Sultan International, owned by Sheikh Sultan bin Hamdan Al Nahyan, and Saint-Gobain Gypsum Middle East, an affiliate of the French Saint-Gobain Group, have created the joint venture – Saint-Gobain Gyproc Emirates – to own and operate the project that will be completed next year.
“Phase one of the factory will be completed in January 2009 at a cost of Dh183m and will sell 30m square metres of plasterboard per year. It is expected that 30 to 50 per cent will be exported to the GCC states, the majority being for UAE consumption,” said Stephen Ede, Managing Director, Saint-Gobain Gypsum Middle East.
“The project has been prompted by a surge in demand for this substance in the region. The Gulf plasterboard market has been increasing at 30 per cent per year well above the 1.5 times gross domestic product that we see in most markets. Today the GCC demand is 50m square metres of plasterboard, of which the UAE is 50 per cent,” Ede told Emirates Business.
He said the second phase of the project would involve the construction of a ready mix joint filler factory on the same site as the plant.
“The engineering study for this is currently under way. The demand for accessories such as joint filler is also growing very fast and has become more urgent to ensure that Saint-Gobain provides a complete offering with proven performance.”
Ede said the project will benefit both Saint-Gobain and the UAE as it is the company’s first plasterboard plant in the region and will support economic diversification and job creation programmes in the Emirates. He added that the plant would prompt Saint-Gobain to set up more projects in the UAE.
“For the UAE, the factory will provide more than 100 long-term manufacturing jobs as well as many indirect jobs for support and services required to operate the factory. It will also generate export sales revenue and the import of foreign capital. Manufacturing has its part to play in any well-balanced economy, and Saint-Gobain is pleased to have chosen Abu Dhabi and Sheikh Sultan bin Hamdan Al Nahyan as its partner,” he said.

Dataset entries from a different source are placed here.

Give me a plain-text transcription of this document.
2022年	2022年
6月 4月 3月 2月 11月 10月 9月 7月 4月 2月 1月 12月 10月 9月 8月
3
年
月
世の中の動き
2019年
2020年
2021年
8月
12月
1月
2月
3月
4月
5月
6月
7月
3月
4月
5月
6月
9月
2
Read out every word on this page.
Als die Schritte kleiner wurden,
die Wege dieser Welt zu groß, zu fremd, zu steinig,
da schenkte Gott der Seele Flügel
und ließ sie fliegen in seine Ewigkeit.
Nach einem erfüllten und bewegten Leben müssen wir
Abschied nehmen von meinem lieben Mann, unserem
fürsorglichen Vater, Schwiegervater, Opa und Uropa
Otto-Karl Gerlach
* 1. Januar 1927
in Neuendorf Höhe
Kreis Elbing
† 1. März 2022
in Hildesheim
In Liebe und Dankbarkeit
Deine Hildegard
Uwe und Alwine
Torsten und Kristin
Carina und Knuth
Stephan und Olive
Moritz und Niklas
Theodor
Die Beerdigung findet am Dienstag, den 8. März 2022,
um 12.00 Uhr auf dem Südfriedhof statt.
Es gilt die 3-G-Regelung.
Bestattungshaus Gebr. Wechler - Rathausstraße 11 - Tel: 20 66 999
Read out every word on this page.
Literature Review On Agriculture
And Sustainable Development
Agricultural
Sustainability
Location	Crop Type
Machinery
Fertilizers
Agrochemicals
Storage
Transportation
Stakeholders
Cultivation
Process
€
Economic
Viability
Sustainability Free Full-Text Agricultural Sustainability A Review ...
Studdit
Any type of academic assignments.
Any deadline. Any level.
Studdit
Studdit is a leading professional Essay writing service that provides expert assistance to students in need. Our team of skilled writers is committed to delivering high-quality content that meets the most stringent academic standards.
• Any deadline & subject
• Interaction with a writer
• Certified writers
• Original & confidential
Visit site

Ede said in order to meet regional demand, Saint-Gobain imports 20m square metres of board per year into the GCC from Thailand and Malaysia. “The logistics effort, shipping costs and import duty for bringing 1,000 containers per month here is large. A local factory will provide better availability, local support and more value to our customers. With the factory we will have an architect/consultant support centre in order to raise building standards through higher specifications. In parallel we will operate a contractor training school,” he said.